The opportunity is immense; according to a report by IMARC Group, the Indian textile and apparel segment reached $151.2 billion in 2021 and is set to grow at a CAGR of 14.8% between 2022 and 2027.
ABFRL, which has a network of over 3,300 stores across India, is home to brands like Pantaloons, Van Heusen, Louis Philippe and Allen Solly, and has partnerships with labels like Forever 21, American Eagle and more recently, Reebok. The retail company has also forayed into the ethnic wear business and has forged strategic partnerships with designers such as Sabyasachi, Masaba and Shantanu & Nikhil.
Having reported losses for the last three years, the company narrowed its losses to `108.72 crore in FY22 on the back of revenues of `8,136.22 crore. The company reported a 55% surge in revenues during the last fiscal. While Madura Fashion & Lifestyle contributed 68.4% to the company’s FY22 revenue, the remainder 31.6% came from Pantaloons, according to Bloomberg data.
Ambi Parameswaran, author and founder of Brand-Building.com, said ABFRL has already built a good retail presence for the brands in its portfolio. “There must be significant synergies at the back end, but the brands are managed separately,” he said. “I suppose the new venture, TMRW, will offer all these brands as well as all the other ethnic brands that ABFRL has acquired in the last three years.”
He said the synergies will probably lie at the back end with supply chain, logistics, finance and HR. However, the brands will most likely be given the space to build strong individual identities.
This is not the company’s first foray into the e-commerce space. ABFRL shut down its e-commerce venture, ABOF (All About Fashion) in 2017, though in August last year, it said the brand would be made available on Flipkart and Myntra.
A concept like ‘house of brands’ is potentially beneficial to both — the large conglomerates and also to the smaller, emerging brands that are acquired. In a D2C framework, niche brands that would otherwise find it difficult to navigate the established multi-layered distribution and retail channels see greater feasibility in connecting with their customers directly through digital channels.
According to Devangshu Dutta, CEO of retail consultancy Third Eyesight, this makes it viable to launch a product range, which would not be immediately entertained in established channels, and allows them to retain their distinctiveness. With the passage of time and with their growth, some of these brands could also expand into established modern retail and traditional retail formats and to a more mainstream audience.

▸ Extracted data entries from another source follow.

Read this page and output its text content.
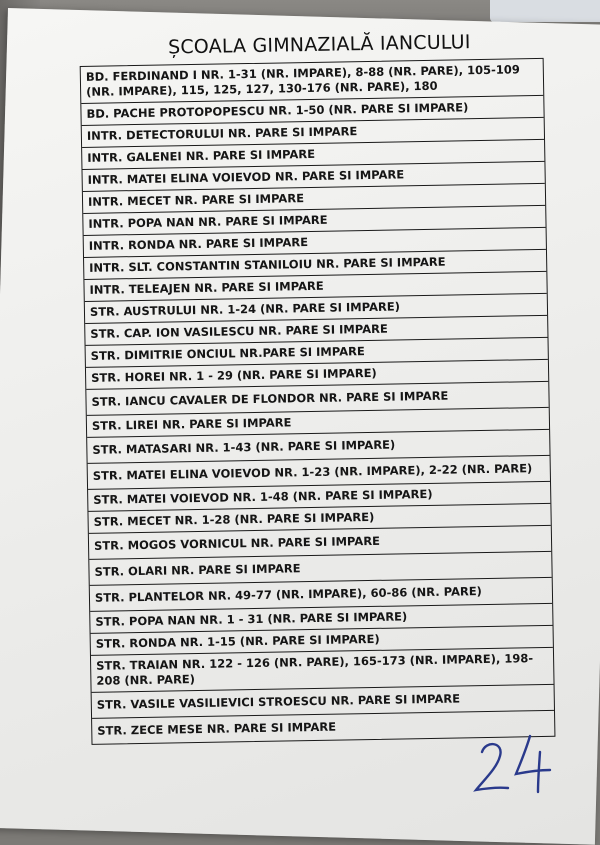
ȘCOALA GIMNAZIALĂ IANCULUI
BD. FERDINAND I NR. 1-31 (NR. IMPARE), 8-88 (NR. PARE), 105-109 (NR. IMPARE), 115, 125, 127, 130-176 (NR. PARE), 180
BD. PACHE PROTOPOPESCU NR. 1-50 (NR. PARE SI IMPARE)
INTR. DETECTORULUI NR. PARE SI IMPARE
INTR. GALENEI NR. PARE SI IMPARE
INTR. MATEI ELINA VOIEVOD NR. PARE SI IMPARE
INTR. MECET NR. PARE SI IMPARE
INTR. POPA NAN NR. PARE SI IMPARE
INTR. RONDA NR. PARE SI IMPARE
INTR. SLT. CONSTANTIN STANILOIU NR. PARE SI IMPARE
INTR. TELEAJEN NR. PARE SI IMPARE
STR. AUSTRULUI NR. 1-24 (NR. PARE SI IMPARE)
STR. CAP. ION VASILESCU NR. PARE SI IMPARE
STR. DIMITRIE ONCIUL NR.PARE SI IMPARE
STR. HOREI NR. 1 - 29 (NR. PARE SI IMPARE)
STR. IANCU CAVALER DE FLONDOR NR. PARE SI IMPARE
STR. LIREI NR. PARE SI IMPARE
STR. MATASARI NR. 1-43 (NR. PARE SI IMPARE)
STR. MATEI ELINA VOIEVOD NR. 1-23 (NR. IMPARE), 2-22 (NR. PARE)
STR. MATEI VOIEVOD NR. 1-48 (NR. PARE SI IMPARE)
STR. MECET NR. 1-28 (NR. PARE SI IMPARE)
STR. MOGOS VORNICUL NR. PARE SI IMPARE
STR. OLARI NR. PARE SI IMPARE
STR. PLANTELOR NR. 49-77 (NR. IMPARE), 60-86 (NR. PARE)
STR. POPA NAN NR. 1 - 31 (NR. PARE SI IMPARE)
STR. RONDA NR. 1-15 (NR. PARE SI IMPARE)
STR. TRAIAN NR. 122 - 126 (NR. PARE), 165-173 (NR. IMPARE), 198-208 (NR. PARE)
STR. VASILE VASILIEVICI STROESCU NR. PARE SI IMPARE
STR. ZECE MESE NR. PARE SI IMPARE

“Large companies, on the other hand, can find it difficult to grow their existing brands beyond a certain pace, and often may not be able to break new ground in terms of product development and customer experience. At some point, inorganic growth by acquiring other businesses and brands becomes an important element of their strategy,” Dutta said.
The house of brands model, to be sure, comes with its fair share of challenges. Angshuman Bhattacharya, EY India partner and national leader – consumer products and retail, said the strategy must have clear synergies from an operations and distribution perspective. “Possible challenges could emanate out of the non-compatibility of categories with the distribution. Another potential challenge could be in supporting multiple brands with marketing investments, failing which the realisable value envisaged during acquisition could stay unfulfilled,” Bhattacharya said.
The other downside, as Dutta pointed out, is that over time there is consolidation of market power within a handful of companies. This has happened across the globe and across sectors, and can negatively impact consumer choice, supplier dynamics and pricing.